Closed imwjhi closed 2 years ago
Thank you for your interest.
When you search for the tensorflow code, you can find it here: https://github.com/fgnt/nara_wpe/blob/master/nara_wpe/tf_wpe.py . The numpy code is in the file that you mentioned: https://github.com/fgnt/nara_wpe/blob/master/nara_wpe/wpe.py .
So my first question is: how do I enable the Block-Online version?
When you want to use the block online code, I recommend using the tensorflow code, @jheymann85 mainly used this code and it was used for some of his publications. One drawback for the tensorflow code is, that there is a bug with complex numbers in 1.13+, we recommend to use tensorflow 1.12.0.
Unprocess Reverb wav: WER=9.97. Offline: WER=7.10, the RealTimeFactor=1.7.
This sounds reasonable. When you change nara_wpe.wpe.wpe
to nara_wpe.wpe.wpe_v8
the RealTimeFactor may get better (v8 is a loopy implementation and I observed that it is often significant faster with a smaller memory footprint).
Frame-Online: WER=12.39,
Actually, I have never tested an online version of WPE. @jheymann85 did the experiments with online WPE, but all of them are done with tensoflow. The numpy version was not heavily tested.
the RealTimeFactor=9.87.
This is easily explained, writing for loops in python is a bad idea, hence the code is slow. The tensorflow code has here the advantage, that it uses compiled code.
Thank you for your reply. I found the BlockOnline code in nara_wpe/tf_wpe.py.
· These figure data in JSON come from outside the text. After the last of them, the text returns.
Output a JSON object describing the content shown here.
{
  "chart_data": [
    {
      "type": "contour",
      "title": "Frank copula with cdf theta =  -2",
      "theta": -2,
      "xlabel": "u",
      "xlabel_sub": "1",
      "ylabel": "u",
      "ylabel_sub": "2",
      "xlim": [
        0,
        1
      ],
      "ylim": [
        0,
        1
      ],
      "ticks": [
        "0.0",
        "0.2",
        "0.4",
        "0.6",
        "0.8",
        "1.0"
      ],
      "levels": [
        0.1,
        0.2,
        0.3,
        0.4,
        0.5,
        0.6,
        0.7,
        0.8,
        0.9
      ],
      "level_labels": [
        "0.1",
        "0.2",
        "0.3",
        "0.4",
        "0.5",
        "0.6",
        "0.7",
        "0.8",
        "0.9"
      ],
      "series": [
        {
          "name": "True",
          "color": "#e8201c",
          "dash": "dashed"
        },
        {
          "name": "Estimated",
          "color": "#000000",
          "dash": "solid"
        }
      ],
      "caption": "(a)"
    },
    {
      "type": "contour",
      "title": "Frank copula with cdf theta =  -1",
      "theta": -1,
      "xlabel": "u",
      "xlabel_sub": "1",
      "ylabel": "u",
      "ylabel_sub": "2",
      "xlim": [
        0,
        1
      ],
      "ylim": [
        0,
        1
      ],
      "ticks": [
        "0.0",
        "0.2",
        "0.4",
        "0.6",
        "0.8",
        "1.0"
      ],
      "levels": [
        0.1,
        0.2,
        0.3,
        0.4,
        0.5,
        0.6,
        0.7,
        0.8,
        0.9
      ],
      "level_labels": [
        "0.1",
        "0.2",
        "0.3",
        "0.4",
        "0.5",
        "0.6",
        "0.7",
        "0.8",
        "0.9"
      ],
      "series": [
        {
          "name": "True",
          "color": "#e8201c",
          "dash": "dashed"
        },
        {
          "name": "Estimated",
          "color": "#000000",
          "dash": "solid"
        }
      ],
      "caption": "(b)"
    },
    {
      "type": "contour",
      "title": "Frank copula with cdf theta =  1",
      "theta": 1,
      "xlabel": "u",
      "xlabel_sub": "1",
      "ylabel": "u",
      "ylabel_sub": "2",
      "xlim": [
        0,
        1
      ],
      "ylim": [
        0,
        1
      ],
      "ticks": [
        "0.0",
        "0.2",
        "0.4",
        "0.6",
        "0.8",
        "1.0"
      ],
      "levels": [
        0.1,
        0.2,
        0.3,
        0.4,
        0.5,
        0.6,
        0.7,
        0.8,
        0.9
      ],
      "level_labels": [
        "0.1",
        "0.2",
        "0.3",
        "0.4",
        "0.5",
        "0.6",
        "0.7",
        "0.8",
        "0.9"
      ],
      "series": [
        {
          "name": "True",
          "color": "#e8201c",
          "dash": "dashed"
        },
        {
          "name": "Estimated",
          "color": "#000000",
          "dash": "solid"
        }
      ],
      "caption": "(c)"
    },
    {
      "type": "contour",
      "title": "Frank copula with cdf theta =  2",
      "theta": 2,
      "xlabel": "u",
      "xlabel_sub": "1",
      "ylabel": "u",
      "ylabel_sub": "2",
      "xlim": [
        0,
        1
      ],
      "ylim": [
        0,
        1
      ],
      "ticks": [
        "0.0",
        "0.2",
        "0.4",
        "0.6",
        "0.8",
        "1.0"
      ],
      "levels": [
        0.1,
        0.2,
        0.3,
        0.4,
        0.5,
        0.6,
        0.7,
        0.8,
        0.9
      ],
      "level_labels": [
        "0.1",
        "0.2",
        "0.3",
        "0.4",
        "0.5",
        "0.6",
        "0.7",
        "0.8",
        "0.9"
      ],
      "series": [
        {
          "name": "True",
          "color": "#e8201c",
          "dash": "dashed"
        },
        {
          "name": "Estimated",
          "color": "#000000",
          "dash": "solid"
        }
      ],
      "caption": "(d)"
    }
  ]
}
In order to handle a single wav, I think I should use the block_wpe_step function. Part of the code of my program is as follows:
with tf.Session() as session:
# Input: X, shape = (F, C, T)
X_tf = tf.placeholder(tf.complex128, shape=(frequency_bins, channels, None))
inverse_power_tf = get_power_inverse(X_tf)
result = block_wpe_step(X_tf, inverse_power_tf, block_length_in_seconds=block_size1, forgetting_factor=forgetting_factor1, fft_shift=frame_shift1)
feed_dict1 = {X_tf:X.transpose(2, 0, 1)}
# Output: (F, C, T)
Y = session.run(result, feed_dict = feed_dict1)
Y = Y.transpose(1, 2, 0)
Is my code correct?
After that, my program can run successfully and get the result of de-reverberation. The test results show that the speed of BlockOnline is faster than that of FrameOnline.
But I have some new problems: After reading the code for the block_wpe_step function, I realized that there were at least two tunable parameters: block_length_in_seconds and forgetting_factor. I tested these two parameters and found that:
Do you think these results reasonable?
Yes, those spectrograms don't look good. To debug this, you should maybe start and compare it to the numpy offline WPE implementation. That code is heavily tested and offline WPE is well known to work, while the online or block online may have some problems to be better than doing nothing.
Here a few things you could try:
get_power_inverse
is maybe not good enough.
You could try the offline WPE and take from it the estimated inverse power and see, if it is better.(1. - forgetting_factor) * correlation_matrix_tm1 + forgetting_factor * correlation_matrix
to (1. - forgetting_factor) * correlation_matrix_tm1 + correlation_matrix
you get a better behavior at the beginning of the utterance, but this equation is unstable for long sequences (Can be solved with a counter).Closing, because missing feedback.
I encountered some problems when using nara_wpe. After reading the paper "NARA-WPE: A Python package for weighted prediction error dereverberation in Numpy and Tensorflow for online and offline processing", I want to try nara_wpe for de-reverberation, so I learn how to use nara_wpe according to the IPython Notebook in nara_wpe/examples.
And according to the description of Table 1 in the paper, I learned that there is no Block-Online version of the Numpy implemention, while the TensorFlow implemention has the Block-Online version.
When I read the code in IPython Notebook, I saw the Frame-Online version of the code in WPE_Numpy_online.ipynb, but in WPE_Tensorflow_online.ipynb, I found that there is only the Frame-Online version and I can not find the Block-Online version. (I also read the source code of nara_wpe and found a comment in "wpe.py -> class OnlineWPE -> def _get_prediction": # TODO: Only block shift of 1 works. I wonder When block shift=1, is Block-Online equivalent to Frame-Online?) So my first question is: how do I enable the Block-Online version?
Then I tested my code on the testset (Simulated 8ch wavs) with the Offline and Frame-Online version of the Numpy implementation, record the time cost, and calculate the word error rate (WER). My result is as follows:
Unprocess Reverb wav: WER=9.97. Offline: WER=7.10, the RealTimeFactor=1.7. Frame-Online: WER=12.39, the RealTimeFactor=9.87.
The result shows that Frame-Online 's WER and RealTimeFactor are high. So my second question is: Is this result reasonable, if it is reasonable, why the Frame-Online version so slow?